Estate planning attorney Ilene McCauley, from Scottsdale, Arizona, says some of those instances are when you want to protect the IRA from a divorce of a beneficiary or guarantee that the proceeds go to your children when your spouse dies or remarries. McCauley recommends using a living trust as the IRA beneficiary rather than a testamentary trust established through a will.
LARRY LIGHT: Another problem area is taking required mandatory distributions, or RMDs. The simple thing to understand is that you must withdraw a given amount from your tax-deferred retirement plans after 70½. But you don’t have to take it from each IRA. You can combine, or aggregate, the accounts and choose among them which you want to take money from, and pack it altogether in one check. But there are some complications, right?

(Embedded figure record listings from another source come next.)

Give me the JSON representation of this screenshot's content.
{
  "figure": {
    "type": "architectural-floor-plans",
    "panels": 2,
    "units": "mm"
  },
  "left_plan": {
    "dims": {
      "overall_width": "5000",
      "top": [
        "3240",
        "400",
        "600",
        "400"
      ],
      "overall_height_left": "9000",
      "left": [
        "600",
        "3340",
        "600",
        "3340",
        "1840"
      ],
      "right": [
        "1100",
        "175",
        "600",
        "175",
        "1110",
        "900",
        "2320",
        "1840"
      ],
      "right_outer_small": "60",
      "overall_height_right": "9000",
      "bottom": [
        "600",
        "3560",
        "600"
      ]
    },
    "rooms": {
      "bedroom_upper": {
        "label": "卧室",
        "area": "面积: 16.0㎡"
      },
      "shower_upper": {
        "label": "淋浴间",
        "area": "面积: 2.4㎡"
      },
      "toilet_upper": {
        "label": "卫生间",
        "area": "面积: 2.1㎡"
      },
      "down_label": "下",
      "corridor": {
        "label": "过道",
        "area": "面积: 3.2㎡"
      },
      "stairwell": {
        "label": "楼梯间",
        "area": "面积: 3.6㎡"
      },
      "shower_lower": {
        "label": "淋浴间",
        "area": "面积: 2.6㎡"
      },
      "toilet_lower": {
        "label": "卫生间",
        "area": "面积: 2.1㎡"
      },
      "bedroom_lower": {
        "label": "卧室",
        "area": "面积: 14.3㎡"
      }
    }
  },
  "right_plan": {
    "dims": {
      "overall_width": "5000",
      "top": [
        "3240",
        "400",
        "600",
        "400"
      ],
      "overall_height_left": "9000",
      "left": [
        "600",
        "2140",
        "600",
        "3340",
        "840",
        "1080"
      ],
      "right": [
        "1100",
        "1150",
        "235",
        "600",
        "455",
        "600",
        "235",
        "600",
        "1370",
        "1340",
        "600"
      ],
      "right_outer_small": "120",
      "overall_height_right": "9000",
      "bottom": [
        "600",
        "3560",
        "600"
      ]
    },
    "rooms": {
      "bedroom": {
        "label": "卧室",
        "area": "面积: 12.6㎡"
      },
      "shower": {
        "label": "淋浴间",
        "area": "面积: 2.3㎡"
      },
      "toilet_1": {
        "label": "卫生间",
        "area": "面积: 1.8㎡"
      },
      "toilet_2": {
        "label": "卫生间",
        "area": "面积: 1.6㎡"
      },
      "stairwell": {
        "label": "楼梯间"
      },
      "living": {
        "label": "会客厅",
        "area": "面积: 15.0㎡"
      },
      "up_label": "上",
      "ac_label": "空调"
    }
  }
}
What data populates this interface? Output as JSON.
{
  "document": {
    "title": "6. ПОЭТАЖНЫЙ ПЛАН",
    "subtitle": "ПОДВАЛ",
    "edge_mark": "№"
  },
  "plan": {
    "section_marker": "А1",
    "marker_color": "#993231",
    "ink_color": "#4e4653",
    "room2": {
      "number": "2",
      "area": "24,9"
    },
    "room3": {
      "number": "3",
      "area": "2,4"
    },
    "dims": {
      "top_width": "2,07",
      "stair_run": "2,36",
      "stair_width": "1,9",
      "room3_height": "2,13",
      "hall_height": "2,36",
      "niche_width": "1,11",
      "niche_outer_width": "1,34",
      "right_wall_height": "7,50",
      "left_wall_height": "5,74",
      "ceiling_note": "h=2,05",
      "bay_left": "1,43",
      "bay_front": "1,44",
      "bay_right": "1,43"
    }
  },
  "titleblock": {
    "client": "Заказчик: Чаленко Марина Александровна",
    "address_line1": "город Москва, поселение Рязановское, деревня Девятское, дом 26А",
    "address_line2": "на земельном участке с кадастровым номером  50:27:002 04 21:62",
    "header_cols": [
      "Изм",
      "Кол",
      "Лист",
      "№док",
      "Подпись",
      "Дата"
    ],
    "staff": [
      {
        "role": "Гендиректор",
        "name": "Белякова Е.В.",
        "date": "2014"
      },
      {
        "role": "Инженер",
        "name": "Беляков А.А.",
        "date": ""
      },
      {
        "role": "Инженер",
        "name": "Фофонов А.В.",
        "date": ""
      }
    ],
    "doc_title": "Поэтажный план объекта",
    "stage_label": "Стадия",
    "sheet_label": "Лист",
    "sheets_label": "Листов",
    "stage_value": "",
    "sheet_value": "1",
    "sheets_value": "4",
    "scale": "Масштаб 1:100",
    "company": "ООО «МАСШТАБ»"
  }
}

RICK KAHLER: RMD aggregation rules are widely misunderstood even by advisors. Levine asked the group of about 50 advisors this question: “If a 72-year-old client had two traditional IRAs, two 401(k)s, and two 403(b)s, how many RMD checks would need to be issued?”
Only three advisors got the right answer—four checks. You can aggregate the RMDs from the two traditional IRA accounts and take the combined RMD out of just one account. You can do the same with the two 401(k) accounts. But with the 403(b) accounts you must take the RMD separately from each account. You can’t aggregate them or you face penalties and taxes.
LARRY LIGHT: Then there are problems with designating IRA beneficiaries—who you leave the accounts to after you die. Tell us about these.
RICK KAHLER: Not doing periodic reviews of IRA beneficiaries is where a lot of people run into trouble. It’s important to review your IRA beneficiaries regularly. This is especially crucial when a beneficiary dies or you get remarried.
For example, assume you want your employer’s retirement plan to go to your children upon your death. You remarry, but don’t have your new spouse sign a disclaimer waiving rights to your retirement plan. If you die after one year of marriage, your new spouse, not your children, inherits the employer’s retirement plan funds.
The reverse is true with an IRA or a 403(b). Let’s assume you listed your kids as the beneficiaries on either of these accounts. If you remarry and want the proceeds to go to your new spouse but you forget to sign a change of beneficiary form, there is no one-year rule as there is with an employer’s plan. Your kids, not your spouse, will inherit the account.
The bottom line is that, to get the most benefit from a retirement plan, you need to do your homework and seek appropriate advice. The money you save by avoiding IRA mistakes can make a big difference in your security and standard of living in retirement.